St. Mary Parish is a large, waterlogged stretch of land that stretches along the Gulf Coast of south-central Louisiana. It is a predominantly rural parish known primarily for its production of sugarcane. People here are fiercely loyal to their community and to their country. They strive to care for their own and are naturally wary of relying on government assistance to meet their community's needs.
But if the recent economic downturn and loss of jobs have taught us anything, it is that people's lives and livelihoods are fragile, and sometimes even the most self-sufficient among us cannot hedge themselves against life's vicissitudes. When hard times do come, people are more likely to turn to government help (in the form of programs such as the Supplemental Nutrition Assistance Program, or SNAP)to get themselves back on their own feet--even in places such as St. Mary Parish.
Yet since 2010, while the economy has stagnated, residents of St. Mary Parish have been even more likely to fall through the cracks of an already porous safety net.
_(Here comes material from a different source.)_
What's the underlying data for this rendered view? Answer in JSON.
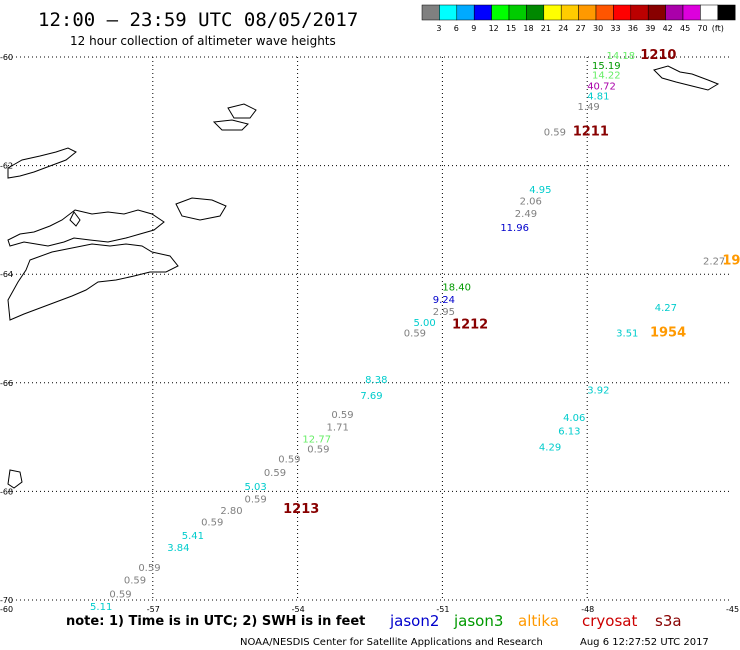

Due to budget cuts at the state level, the Louisiana Department of Children and Family Services (DCFS, the agency that administers SNAP) has had to reduce its physical presence in the field, and St. Mary was one of the unlucky parishes to lose its local office. As a result of the closure, residents of the town of Franklin (the parish capital) had to make a 25-mile trip to the nearest office to apply for SNAP in person. For Morgan City residents, it was a 50-mile trip.
Since June of 2011, however, Second Harvest Food Bank of Greater New Orleans and Acadiana has been bringing the SNAP application closer to home. Our outreach workers have traversed the parish's marshy terrain, and partnered with a host of community-based organizations-- a health clinic, a senior center, a community action agency, and a local tribal government; to highlight the benefits of SNAP and to assist individuals with the SNAP application. Senior citizens and others who may otherwise have skipped meals or foregone crucial medications have gained more convenient access to benefits which, though by no means adequate to cover their food needs, might at least get them through part of the month.
And even as the waters of the Atchafalaya River ebb and flow, the river courses through its primordial home with a quiet strength and an indestructible dignity. Despite the ebbs and flows of modern economic life, the same strength and dignity abide in the people of St. Mary Parish.